Google Research

Software-defined far memory in warehouse-scale computers

International Conference on Architectural Support for Programming Languages and Operating Systems (2019)

Abstract

Increasing memory demand and slowdown in technology scaling pose important challenges to total cost of ownership (TCO) of warehouse-scale computers (WSCs). One promising idea to reduce the memory TCO is to add a cheaper, but slower, "far memory" tier and use it to store infrequently accessed (or cold) data. However, introducing a far memory tier brings new challenges around dynamically responding to workload diversity and churn, minimizing stranding of capacity, and addressing brownfield (legacy) deployments.

We present a novel software-defined approach to far memory that proactively compresses cold memory pages to effectively create a far memory tier in software.
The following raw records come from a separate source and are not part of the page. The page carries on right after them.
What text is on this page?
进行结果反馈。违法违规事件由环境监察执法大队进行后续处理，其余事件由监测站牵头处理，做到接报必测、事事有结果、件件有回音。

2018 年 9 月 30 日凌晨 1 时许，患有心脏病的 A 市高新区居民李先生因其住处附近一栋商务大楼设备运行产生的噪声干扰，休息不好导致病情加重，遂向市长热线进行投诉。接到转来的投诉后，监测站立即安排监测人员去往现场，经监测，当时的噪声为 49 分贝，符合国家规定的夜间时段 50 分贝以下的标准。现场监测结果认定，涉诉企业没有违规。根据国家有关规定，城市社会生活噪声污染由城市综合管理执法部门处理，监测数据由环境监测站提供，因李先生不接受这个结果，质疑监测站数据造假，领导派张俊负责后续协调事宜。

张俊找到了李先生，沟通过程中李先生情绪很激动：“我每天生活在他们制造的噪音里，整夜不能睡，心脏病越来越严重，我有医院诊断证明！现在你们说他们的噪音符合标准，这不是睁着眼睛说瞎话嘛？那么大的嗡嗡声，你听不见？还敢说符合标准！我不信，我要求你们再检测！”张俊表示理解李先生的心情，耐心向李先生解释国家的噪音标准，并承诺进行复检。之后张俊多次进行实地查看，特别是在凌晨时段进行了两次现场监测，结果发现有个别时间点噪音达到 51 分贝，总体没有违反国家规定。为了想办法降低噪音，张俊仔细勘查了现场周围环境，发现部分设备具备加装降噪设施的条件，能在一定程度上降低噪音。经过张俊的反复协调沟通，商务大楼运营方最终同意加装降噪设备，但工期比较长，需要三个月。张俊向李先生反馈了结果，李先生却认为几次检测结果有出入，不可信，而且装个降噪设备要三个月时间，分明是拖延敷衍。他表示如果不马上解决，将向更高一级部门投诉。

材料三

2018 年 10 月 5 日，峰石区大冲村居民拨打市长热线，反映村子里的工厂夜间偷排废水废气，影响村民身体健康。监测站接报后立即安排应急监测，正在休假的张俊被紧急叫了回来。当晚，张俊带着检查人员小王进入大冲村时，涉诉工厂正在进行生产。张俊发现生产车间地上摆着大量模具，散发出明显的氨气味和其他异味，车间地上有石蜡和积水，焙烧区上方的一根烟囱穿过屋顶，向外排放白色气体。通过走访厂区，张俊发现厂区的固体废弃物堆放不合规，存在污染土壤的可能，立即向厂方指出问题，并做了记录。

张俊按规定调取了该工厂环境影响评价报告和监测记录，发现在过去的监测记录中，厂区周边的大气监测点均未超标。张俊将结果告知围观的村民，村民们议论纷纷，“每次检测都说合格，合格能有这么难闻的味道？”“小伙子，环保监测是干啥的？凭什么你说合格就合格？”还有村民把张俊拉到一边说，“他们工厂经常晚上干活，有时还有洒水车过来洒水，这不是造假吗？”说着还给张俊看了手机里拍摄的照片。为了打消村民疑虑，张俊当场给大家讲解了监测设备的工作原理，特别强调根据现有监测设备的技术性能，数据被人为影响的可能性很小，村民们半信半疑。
Our end-to-end system design encompasses new methods to define performance service-level objectives (SLOs), a mechanism to identify cold memory pages while meeting the SLO, and our implementation in the OS kernel and node agent. Additionally, we design learning-based autotuning to periodically adapt our design to fleet-wide changes without a human in the loop. Our system has been successfully deployed across Google's WSC since 2016, serving thousands of production services. Our software-defined far memory is significantly cheaper (67% or higher memory cost reduction) at relatively good access speeds (6 us) and allows us to store a significant fraction of infrequently accessed data (on average, 20%), translating to significant TCO savings at warehouse scale.